As Iger nears the end of his decadelong run as the head of the Mouse House, the exec also is eager to leave Disney in a better state financially than when he took over from Michael Eisner in 2005.
Already, Disney’s stock is trading at record levels, and continues to show strength. It rose right after Disney recently handed out more than 300 pinkslips at LucasArts, Lucasfilm and across Walt Disney Studios. It also was up after Disney’s interactive group cut more than 100 jobs last fall. The company is now worth $109.19 billion — another record — and up from around $60 billion when Iger began as CEO. The acquisitions of Pixar Animation Studios, Marvel Entertainment and Lucasfilm certainly helped put more coin in Disney’s coffers.
Iger’s plan is to spend the rest of the year focusing on restructuring Disney’s divisions — by taking advantage of new digital tools and distribution methods — that will likely lead to more layoffs.
Again, those moves will keep Wall Street happy, especially as the economy shows more signs of growth and Disney is poised to boost profits further.
The potential for record revenue will come in 2015 — the same year Iger is set to hand over the CEO title to a successor — as a fifth “Pirates of the Caribbean,” Marvel’s “The Avengers 2” and “Ant-Man,” and Pixar’s “Finding Nemo” sequel “Finding Dory” are released in theaters, and Disney opens its massive theme park in Shanghai.
Many expect theme park and resorts chief Thomas Staggs to land the CEO role. While there have been rumblings outside of the company that Lucasfilm’s Kathleen Kennedy also may be in the running for the post, those inside the company say she isn’t being considered, and is too valuable as a producer and brand manager of the “Star Wars” franchise for the company.
While Iger’s latest moves will look good in a quarterly or annual report, his replacement will have to deal with the fallout.
What looks good on a financial spreadsheet won’t sit well with Hollywood’s creative community. The cuts come with a price.

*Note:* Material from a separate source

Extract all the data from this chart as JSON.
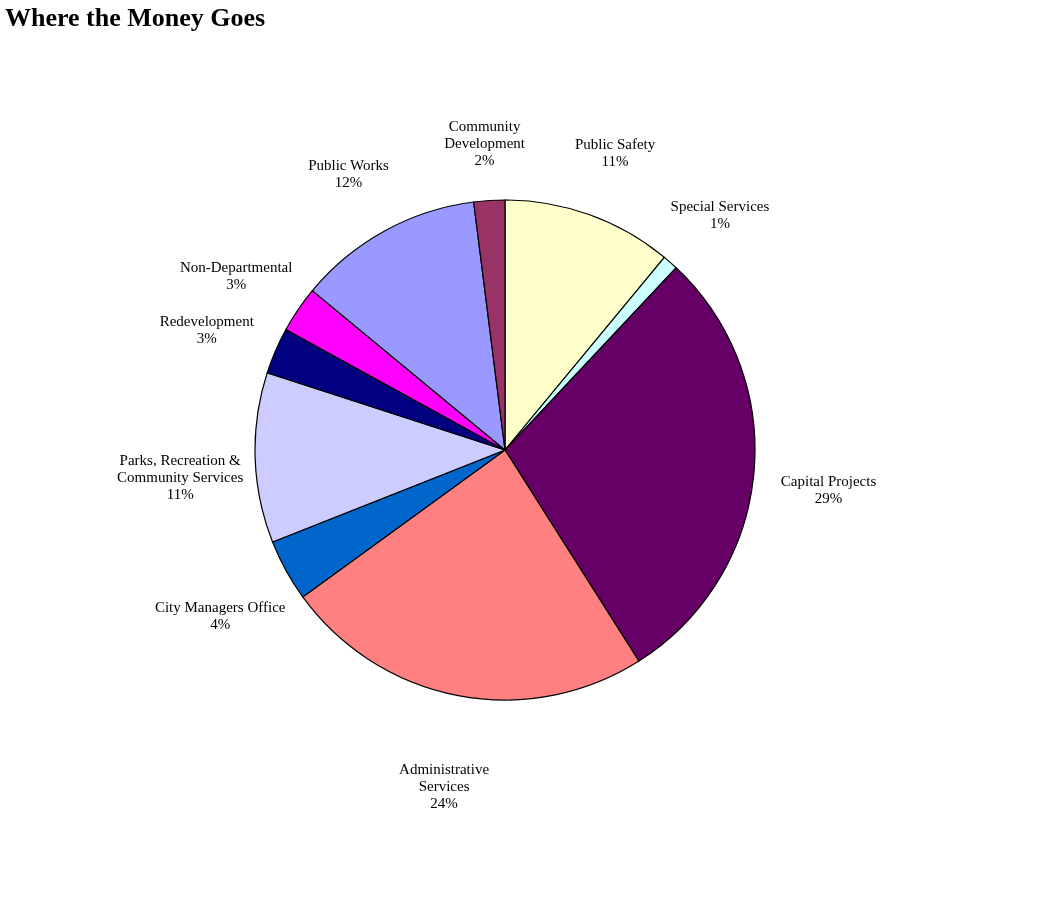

Merging the Pixar, Marvel and Lucasfilm operations under the Disney umbrella makes sense, and eliminating individuals that do the same jobs under the consolidation is also understandable. But studio execs bemoan the fact that Iger has stripped away much of the inherent creative magic from what once defined a Disney movie and the overall Disney brand.
The corporate-mandated focus is now on the bottom line and pumping out games, toys and theme park attractions, and less about taking risks on Disney-originated properties that could launch new franchises.
But the spotlight will ultimately be on Iger’s business acumen, just the way Welch’s legacy is tied to his turnaround of GE. And history should be kinder, given the power of Disney’s family brand.
Iger has been mum on what he’ll do after running the Happiest Place on Earth. But there’s speculation that he will pursue a new career in politics. That’s when the fun should really begin.